After my last failed attempt to offer a webinar, I decided to take a break. Still, I wanted to present content on starting a practice in a different fashion than blog posts or books, and I wanted the ability to reach a larger audience than a Google Hangout would allow.
So I began to explore the option of pre-taped, on-demand webinars. In contrast to the webinar format, where my live program would be recorded through an online platform for future use, recording a program right off my machine was simply more dependable because I wasn’t reliant on a shaky Internet connection that often lacks the bandwidth to support webcasts. (Note – I use Screenflow to record on my Mac and edit videos; Camtasia is a popular PC option). At the same time, whereas a webcast platform hosts the recordings, I would need to find a place to upload my programs. So I began to investigate the platforms available for MOOCs (massive open online courses) and thus, began my love affair with Udemy.
Udemy allows users to create courses in a variety of formats – video, ebooks and/or audio – and upload them to the Udemy platform where you can make them available for free or fee. For my course, I created a free program, How to Launch A Successful 21st Century Law Practice, consisting of seven 20 minute modules and several handouts. Setting up the “classroom” and uploading my materials and the relevant descriptions was seamless and intuitive. In fact, I was able to set up my course (once I prepared the videos) in a matter of minutes. The platform is robust, allowing for written Q&A, live sessions, quizzes and a video/powerpoint mashup. Udemy also has a broad reach, and over the past several months, nearly 1000 students have signed up to take my class.

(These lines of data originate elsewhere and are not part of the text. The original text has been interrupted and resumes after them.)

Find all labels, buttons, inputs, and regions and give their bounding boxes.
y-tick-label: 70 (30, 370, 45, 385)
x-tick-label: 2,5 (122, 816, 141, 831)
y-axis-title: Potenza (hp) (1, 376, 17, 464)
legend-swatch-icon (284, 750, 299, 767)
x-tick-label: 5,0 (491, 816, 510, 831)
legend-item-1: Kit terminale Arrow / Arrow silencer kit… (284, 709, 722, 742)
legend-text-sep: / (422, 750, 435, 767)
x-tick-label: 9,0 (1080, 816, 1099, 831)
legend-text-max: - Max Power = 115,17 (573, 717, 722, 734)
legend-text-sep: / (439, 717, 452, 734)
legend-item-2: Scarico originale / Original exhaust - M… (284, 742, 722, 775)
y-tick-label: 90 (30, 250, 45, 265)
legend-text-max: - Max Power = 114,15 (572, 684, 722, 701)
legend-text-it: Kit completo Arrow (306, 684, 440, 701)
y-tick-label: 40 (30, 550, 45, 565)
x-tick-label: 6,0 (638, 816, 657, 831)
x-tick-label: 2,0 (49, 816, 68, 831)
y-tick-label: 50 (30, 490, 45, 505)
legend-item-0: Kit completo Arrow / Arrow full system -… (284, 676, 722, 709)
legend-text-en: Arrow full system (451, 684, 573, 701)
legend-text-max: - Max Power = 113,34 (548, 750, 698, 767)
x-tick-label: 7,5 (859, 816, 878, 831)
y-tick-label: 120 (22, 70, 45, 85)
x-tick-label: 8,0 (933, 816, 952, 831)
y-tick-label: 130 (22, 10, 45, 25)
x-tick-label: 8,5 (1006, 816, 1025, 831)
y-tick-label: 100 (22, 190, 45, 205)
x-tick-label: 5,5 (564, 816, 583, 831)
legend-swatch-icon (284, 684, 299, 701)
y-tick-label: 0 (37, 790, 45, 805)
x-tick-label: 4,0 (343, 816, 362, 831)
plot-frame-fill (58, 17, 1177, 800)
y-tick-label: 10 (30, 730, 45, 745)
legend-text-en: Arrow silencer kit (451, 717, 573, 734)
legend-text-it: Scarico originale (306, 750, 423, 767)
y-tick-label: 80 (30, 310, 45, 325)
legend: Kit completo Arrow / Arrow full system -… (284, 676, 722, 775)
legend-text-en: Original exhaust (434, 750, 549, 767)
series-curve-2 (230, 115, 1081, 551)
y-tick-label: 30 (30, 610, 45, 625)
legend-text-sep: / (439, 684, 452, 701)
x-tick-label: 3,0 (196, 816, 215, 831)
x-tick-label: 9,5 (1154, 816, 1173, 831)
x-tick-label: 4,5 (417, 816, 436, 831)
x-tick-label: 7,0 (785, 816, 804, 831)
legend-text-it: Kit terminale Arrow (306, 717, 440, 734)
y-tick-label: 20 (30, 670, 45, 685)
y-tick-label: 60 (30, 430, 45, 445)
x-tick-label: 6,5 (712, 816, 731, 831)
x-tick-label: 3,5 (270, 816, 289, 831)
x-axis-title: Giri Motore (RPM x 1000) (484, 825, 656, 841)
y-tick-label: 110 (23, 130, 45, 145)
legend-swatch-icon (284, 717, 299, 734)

But what I liked even more about Udemy is that it strives to maintain quality. Udemy requires users to create an attractive “cover” for the program and provides a checklist that Udemy will run through before approving a class.
Although I posted a free course to experiment with Udemy, users can also charge for a program, with a 70/30 split between the instructor and Udemy (certainly better than a CLE program) So depending upon your expertise, you could potentially generate some additional income as well. And even if you make the class available free, your clients might appreciate the information provided. Finally, if you’re interested in generating paid speaking engagements, you can use a Udemy class to demonstrate what you have to offer.
So if you’re looking for different ways to deliver content, Udemy is hands down one of the easiest ways to do it.